Looking at this again from the viewpoint of my past skepticism, which I’ve since held, we can’t believe the government on many things, knowing the Pentagon has created both anti-UFO and pro-UFO stories to coverup secret programs. And just because a widespread phenomenon exists subjectively experienced, doesn’t make it true. Even the most credible witnesses can be unintentionally fooling themselves to believe an experience to be true, when it isn’t.
In the case of Bob Lazar, whose case was my tipping point moving beyond skepticism, I have to challenge myself and say he could be an otherwise very sane and honest man whose mind went wild embellishing a story which he believes to be true, but isn’t. He could be the most credible and like able man on Earth, and otherwise very sane, but something psychological in him could have created false, distorted memories or perceptions.
I can say the same for people I’ve known who claimed to see things.
I have no theoretical problem with the concept of aliens and UFOs, as long as nothing contradicts an article of Faith in which case I reject it. I can see evidence for them which can seem overwhelming, but there is also much evidence to debunk the narrative. There is just too much overlap between UFOology and the new age, the occult, and the demonic for these to not to be the main causes if not not exclusive explanations.
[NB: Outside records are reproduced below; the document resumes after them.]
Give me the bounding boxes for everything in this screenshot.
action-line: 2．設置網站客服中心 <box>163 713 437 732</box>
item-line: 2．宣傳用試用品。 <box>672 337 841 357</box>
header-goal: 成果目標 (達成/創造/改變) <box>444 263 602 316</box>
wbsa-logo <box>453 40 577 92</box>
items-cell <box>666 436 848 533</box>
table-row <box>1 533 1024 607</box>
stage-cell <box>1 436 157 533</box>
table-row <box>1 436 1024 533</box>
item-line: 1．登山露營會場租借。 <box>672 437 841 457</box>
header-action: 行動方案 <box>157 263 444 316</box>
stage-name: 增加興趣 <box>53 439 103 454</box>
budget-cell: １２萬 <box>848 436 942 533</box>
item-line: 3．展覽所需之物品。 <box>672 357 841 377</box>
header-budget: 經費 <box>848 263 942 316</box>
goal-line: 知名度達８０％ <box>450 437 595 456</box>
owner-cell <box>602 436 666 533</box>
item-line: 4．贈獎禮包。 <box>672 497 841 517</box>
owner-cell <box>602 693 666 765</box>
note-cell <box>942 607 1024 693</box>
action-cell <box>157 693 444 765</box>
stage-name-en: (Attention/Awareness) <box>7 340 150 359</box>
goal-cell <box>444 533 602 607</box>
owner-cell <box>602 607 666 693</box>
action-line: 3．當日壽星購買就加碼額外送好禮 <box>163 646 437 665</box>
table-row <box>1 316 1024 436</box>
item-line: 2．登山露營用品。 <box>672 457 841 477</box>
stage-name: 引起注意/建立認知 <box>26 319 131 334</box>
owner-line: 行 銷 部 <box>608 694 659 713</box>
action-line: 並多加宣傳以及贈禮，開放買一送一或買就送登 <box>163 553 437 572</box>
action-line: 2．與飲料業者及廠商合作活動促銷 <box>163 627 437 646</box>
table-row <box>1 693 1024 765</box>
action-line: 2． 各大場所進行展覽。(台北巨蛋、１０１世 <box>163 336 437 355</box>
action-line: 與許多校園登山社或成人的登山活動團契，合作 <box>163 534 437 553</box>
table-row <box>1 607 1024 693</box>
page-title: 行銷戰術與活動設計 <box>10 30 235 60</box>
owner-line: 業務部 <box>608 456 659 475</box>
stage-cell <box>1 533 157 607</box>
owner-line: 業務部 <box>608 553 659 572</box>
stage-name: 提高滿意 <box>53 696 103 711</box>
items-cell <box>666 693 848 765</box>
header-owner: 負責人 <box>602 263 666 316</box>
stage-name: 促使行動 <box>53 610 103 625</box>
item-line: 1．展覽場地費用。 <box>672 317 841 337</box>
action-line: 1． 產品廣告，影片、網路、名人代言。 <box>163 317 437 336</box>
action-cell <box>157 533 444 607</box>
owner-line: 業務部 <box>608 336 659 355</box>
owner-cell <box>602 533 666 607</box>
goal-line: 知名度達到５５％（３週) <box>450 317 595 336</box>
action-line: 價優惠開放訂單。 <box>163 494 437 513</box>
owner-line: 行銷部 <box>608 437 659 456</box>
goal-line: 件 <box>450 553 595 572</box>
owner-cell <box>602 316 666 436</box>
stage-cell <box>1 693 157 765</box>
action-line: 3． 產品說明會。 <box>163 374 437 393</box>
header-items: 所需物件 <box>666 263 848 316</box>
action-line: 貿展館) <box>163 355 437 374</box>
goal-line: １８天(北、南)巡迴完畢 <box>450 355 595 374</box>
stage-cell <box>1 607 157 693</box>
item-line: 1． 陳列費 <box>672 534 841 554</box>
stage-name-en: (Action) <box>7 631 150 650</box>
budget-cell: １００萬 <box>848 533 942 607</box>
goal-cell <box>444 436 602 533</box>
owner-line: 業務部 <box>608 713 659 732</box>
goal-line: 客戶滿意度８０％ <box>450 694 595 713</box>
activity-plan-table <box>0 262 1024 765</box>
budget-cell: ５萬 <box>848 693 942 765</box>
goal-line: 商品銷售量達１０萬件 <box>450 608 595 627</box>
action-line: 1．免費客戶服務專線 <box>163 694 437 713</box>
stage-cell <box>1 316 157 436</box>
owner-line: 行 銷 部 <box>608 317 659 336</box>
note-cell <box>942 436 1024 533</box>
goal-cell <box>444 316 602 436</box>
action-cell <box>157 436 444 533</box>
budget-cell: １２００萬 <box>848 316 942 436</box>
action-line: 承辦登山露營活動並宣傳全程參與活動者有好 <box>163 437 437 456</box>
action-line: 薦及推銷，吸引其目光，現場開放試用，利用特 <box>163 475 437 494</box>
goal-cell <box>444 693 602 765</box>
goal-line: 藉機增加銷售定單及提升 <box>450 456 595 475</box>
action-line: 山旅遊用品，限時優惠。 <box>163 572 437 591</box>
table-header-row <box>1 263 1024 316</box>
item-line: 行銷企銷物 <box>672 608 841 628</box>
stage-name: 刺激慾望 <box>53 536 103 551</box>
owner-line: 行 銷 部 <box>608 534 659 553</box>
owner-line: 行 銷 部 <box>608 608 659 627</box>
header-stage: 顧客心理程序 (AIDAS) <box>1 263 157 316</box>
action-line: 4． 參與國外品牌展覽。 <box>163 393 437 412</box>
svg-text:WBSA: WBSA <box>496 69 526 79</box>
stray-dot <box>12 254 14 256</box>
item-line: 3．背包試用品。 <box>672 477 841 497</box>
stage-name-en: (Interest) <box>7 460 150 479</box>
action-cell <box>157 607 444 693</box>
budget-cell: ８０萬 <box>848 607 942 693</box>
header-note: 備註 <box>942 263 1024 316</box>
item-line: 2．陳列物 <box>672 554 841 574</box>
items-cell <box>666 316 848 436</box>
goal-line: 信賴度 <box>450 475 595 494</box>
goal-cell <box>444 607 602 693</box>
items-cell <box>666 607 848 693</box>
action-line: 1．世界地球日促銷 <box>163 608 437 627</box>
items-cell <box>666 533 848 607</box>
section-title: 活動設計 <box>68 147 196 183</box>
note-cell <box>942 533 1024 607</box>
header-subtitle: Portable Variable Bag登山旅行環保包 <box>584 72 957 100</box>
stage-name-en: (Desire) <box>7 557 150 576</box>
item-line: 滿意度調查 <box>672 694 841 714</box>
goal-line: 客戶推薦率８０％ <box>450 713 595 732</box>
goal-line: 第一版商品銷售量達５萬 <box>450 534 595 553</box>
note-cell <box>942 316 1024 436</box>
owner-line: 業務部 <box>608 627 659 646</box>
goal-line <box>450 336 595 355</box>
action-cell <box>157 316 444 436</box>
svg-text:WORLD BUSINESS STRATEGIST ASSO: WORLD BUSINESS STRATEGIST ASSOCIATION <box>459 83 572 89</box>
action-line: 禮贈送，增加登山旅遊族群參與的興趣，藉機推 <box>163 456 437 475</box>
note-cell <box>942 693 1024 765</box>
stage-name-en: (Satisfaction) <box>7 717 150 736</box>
Also, if we can harness nuclear energy, make nuclear weapons, create electromagnetic pulse weapons when if detonated over a country would send it back to the stone ages, fly to and land on the moon, then it is plausible some government has already learned the science for these kind of craft and are keeping them secret. That objectively is more plausible than little green men from light years away, who would come all this way to observe and do experiments on us.
What got me to back off on my conclusion was after I listened to part of an audiobook online claiming to be a released interview of an alien from Roswell conducted by a military nurse. To put it lightly, it was a brief disturbance to my faith and Christian worldview, to find out hours later it was a fraud, really a work of science fiction by a Scientology science fiction author trying to deceive people into believing in their wacky Scientology beliefs about Earth and the universe. Yet it is still presented online like it is the real deal.
It makes for an interesting diversion, but I regret taking it as seriously as I did recently. In the end we have one life to live, and will never know all the mysteries of the universe in our lifetime. And yet there is overwhelming, conclusive evidence for God, Christ, the truths of the Catholic Church, heaven, and hell.